The ABP programme was devised by anti-doping agencies as a new detection strategy to combat emerging threats arising out of the use of new or modified substances or designer drugs by athletes.
Agarwal said the ABP programme was introduced to ensure that no athlete is caught for doping during the Tokyo Olympics.
"We are preparing the ABP of all those Tokyo-bound athletes so that nobody is caught for doping there. Moreover, that (ABP) will give the facility to them so that there is no need to do another testing in Tokyo.
"The Olympics is coming up and we have to ensure that no Indian athlete is caught in the dope net during the Olympics and or whosoever uses prohibited drug before the Olympics is caught before that (Olympics)."
Asked about the cost-effectiveness of the ABP programme as the NADA has been working on a shoe-string budget, he said, "It is cost-effective in the sense that later we will not need to do repeat testing.
"We will expand this programme to all the aspiring athletes. We are starting with the Tokyo-bound athletes and it will be done for national and state level athletes also later on."

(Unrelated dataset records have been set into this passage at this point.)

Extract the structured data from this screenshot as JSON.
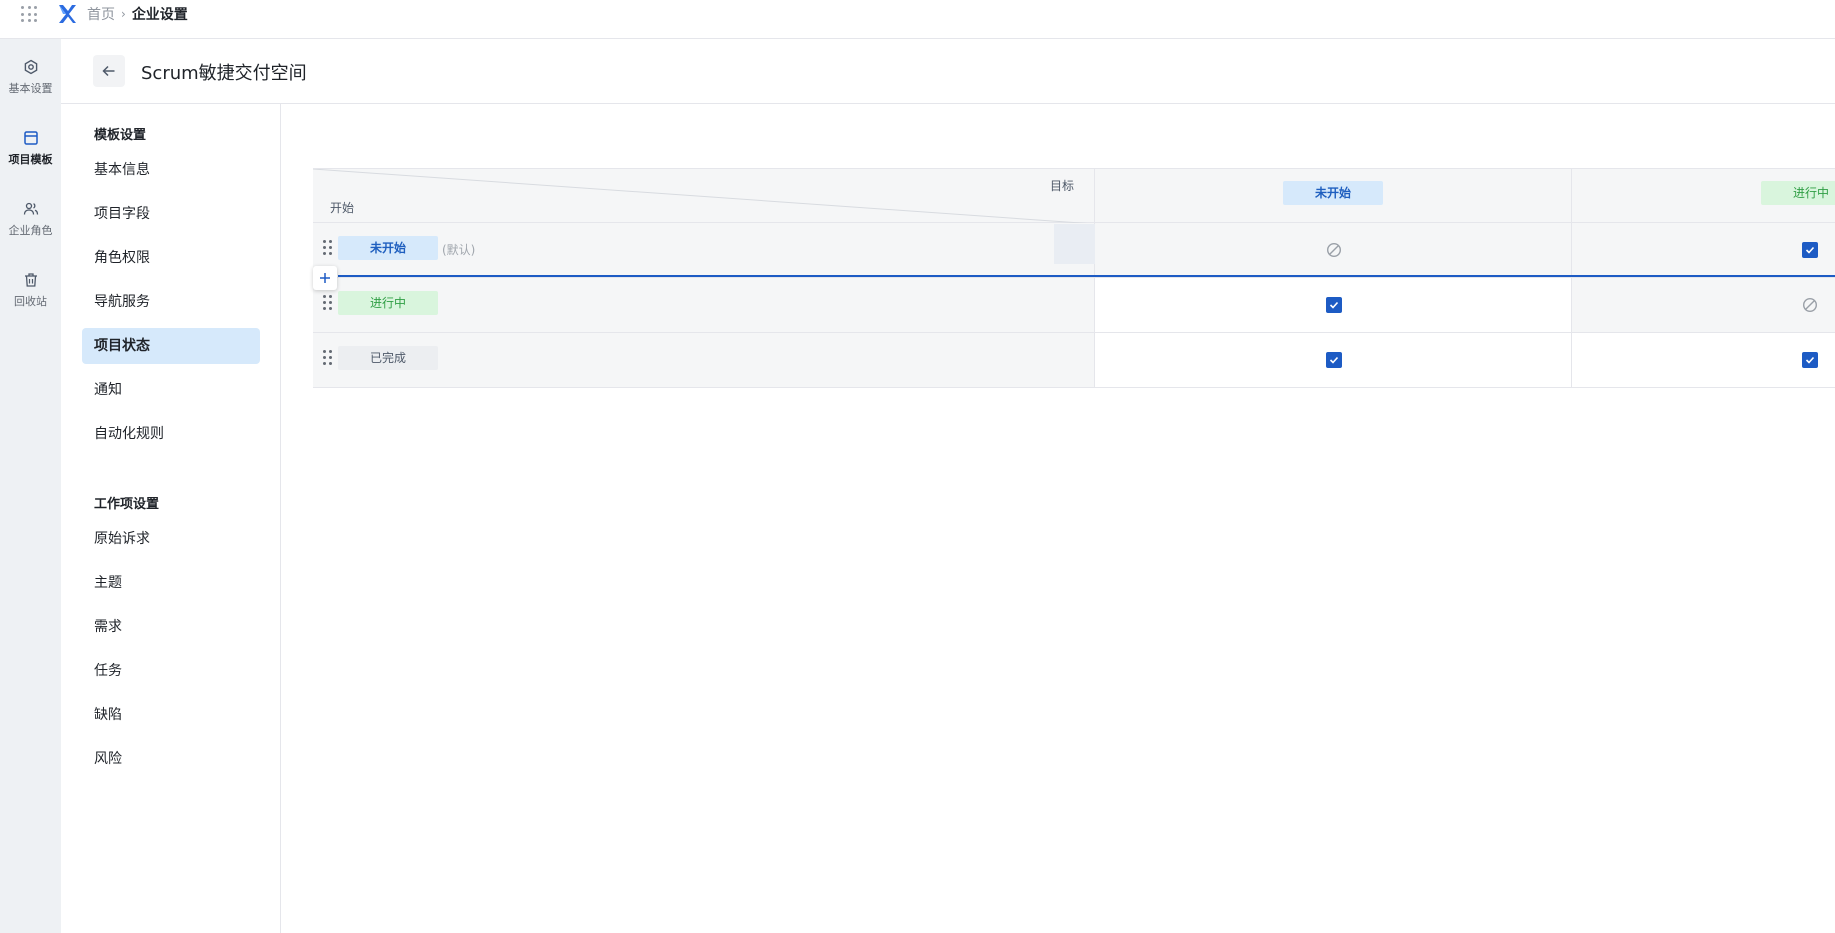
{
  "breadcrumb": {
    "home": "首页",
    "separator": "›",
    "current": "企业设置"
  },
  "rail": [
    {
      "label": "基本设置",
      "icon": "settings-icon",
      "active": false
    },
    {
      "label": "项目模板",
      "icon": "template-icon",
      "active": true
    },
    {
      "label": "企业角色",
      "icon": "users-icon",
      "active": false
    },
    {
      "label": "回收站",
      "icon": "trash-icon",
      "active": false
    }
  ],
  "page": {
    "title": "Scrum敏捷交付空间"
  },
  "menu": {
    "group1_title": "模板设置",
    "group1_items": [
      "基本信息",
      "项目字段",
      "角色权限",
      "导航服务",
      "项目状态",
      "通知",
      "自动化规则"
    ],
    "active_item": "项目状态",
    "group2_title": "工作项设置",
    "group2_items": [
      "原始诉求",
      "主题",
      "需求",
      "任务",
      "缺陷",
      "风险"
    ]
  },
  "matrix": {
    "corner_target": "目标",
    "corner_start": "开始",
    "columns": [
      {
        "label": "未开始",
        "style": "blue"
      },
      {
        "label": "进行中",
        "style": "green"
      }
    ],
    "rows": [
      {
        "label": "未开始",
        "style": "blue",
        "note": "(默认)",
        "cells": [
          "disabled",
          "checked"
        ]
      },
      {
        "label": "进行中",
        "style": "green",
        "note": "",
        "cells": [
          "checked",
          "disabled"
        ]
      },
      {
        "label": "已完成",
        "style": "gray",
        "note": "",
        "cells": [
          "checked",
          "checked"
        ]
      }
    ]
  },
  "colors": {
    "accent": "#1d5bc4",
    "active_bg": "#d6e9fb",
    "rail_bg": "#eef1f4"
  }
}
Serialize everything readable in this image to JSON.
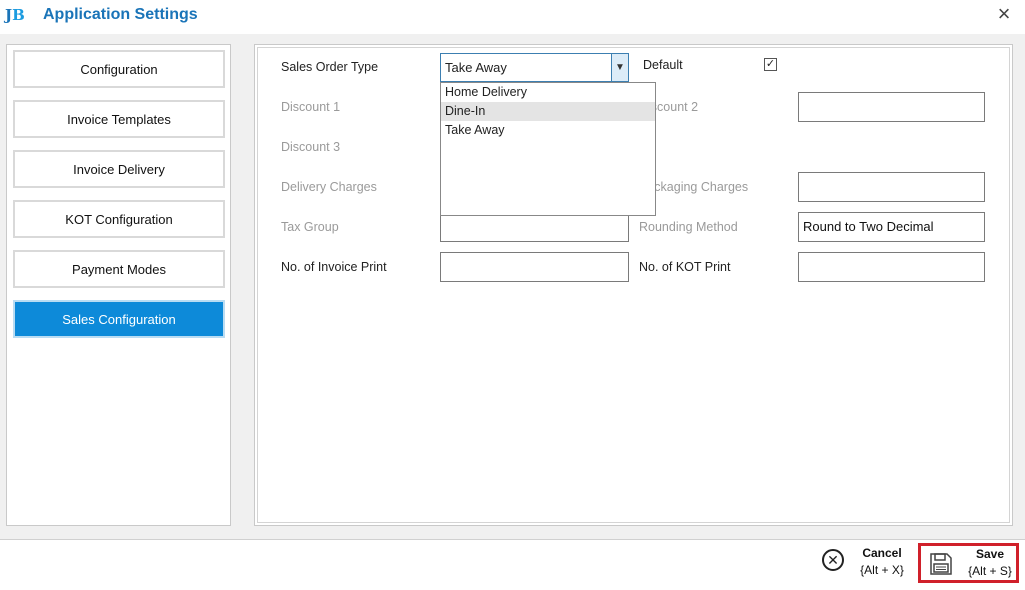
{
  "window": {
    "logo_text": "JB",
    "title": "Application Settings",
    "close_glyph": "×"
  },
  "sidebar": {
    "items": [
      {
        "label": "Configuration",
        "active": false
      },
      {
        "label": "Invoice Templates",
        "active": false
      },
      {
        "label": "Invoice Delivery",
        "active": false
      },
      {
        "label": "KOT Configuration",
        "active": false
      },
      {
        "label": "Payment Modes",
        "active": false
      },
      {
        "label": "Sales Configuration",
        "active": true
      }
    ]
  },
  "form": {
    "sales_order_type": {
      "label": "Sales Order Type",
      "value": "Take Away",
      "options": [
        "Home Delivery",
        "Dine-In",
        "Take Away"
      ],
      "highlighted": "Dine-In"
    },
    "default": {
      "label": "Default",
      "checked": true,
      "check_glyph": "✓"
    },
    "discount1": {
      "label": "Discount 1",
      "value": ""
    },
    "discount2": {
      "label": "Discount 2",
      "value": ""
    },
    "discount3": {
      "label": "Discount 3",
      "value": ""
    },
    "delivery_charges": {
      "label": "Delivery Charges",
      "value": ""
    },
    "packaging_charges": {
      "label": "Packaging Charges",
      "value": ""
    },
    "tax_group": {
      "label": "Tax Group",
      "value": ""
    },
    "rounding_method": {
      "label": "Rounding Method",
      "value": "Round to Two Decimal"
    },
    "invoice_print": {
      "label": "No. of Invoice Print",
      "value": ""
    },
    "kot_print": {
      "label": "No. of KOT Print",
      "value": ""
    }
  },
  "footer": {
    "cancel": {
      "label": "Cancel",
      "shortcut": "{Alt + X}"
    },
    "save": {
      "label": "Save",
      "shortcut": "{Alt + S}"
    }
  },
  "colors": {
    "accent": "#0d8ad9",
    "title": "#1a74b8",
    "save_highlight": "#d0202a"
  }
}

The number of doping offences in the country was the maximum this year as more than 150 athletes failed tests though bodybuilders made up more than one-third of this list.
Asked if the number of dope samples to be tested will be higher next year considering the Olympics, Agarwal said, "What is more important than the number of samples is to test at the correct time and place. We made a plan by including several testing techniques recommended by WADA and the number of detection (of dope positive cases) was the maximum this year.
"We have made a test plan of all the Olympic hopefuls or those shortlisted for Olympics, taking inputs from the SAI, IOA and also from the TOP Scheme. We will test them all in-competition and out-of-competition at the right time and right place before the Olympics."
He also said all the Tokyo-bound athletes will be tested even if they train outside the country whenever necessary.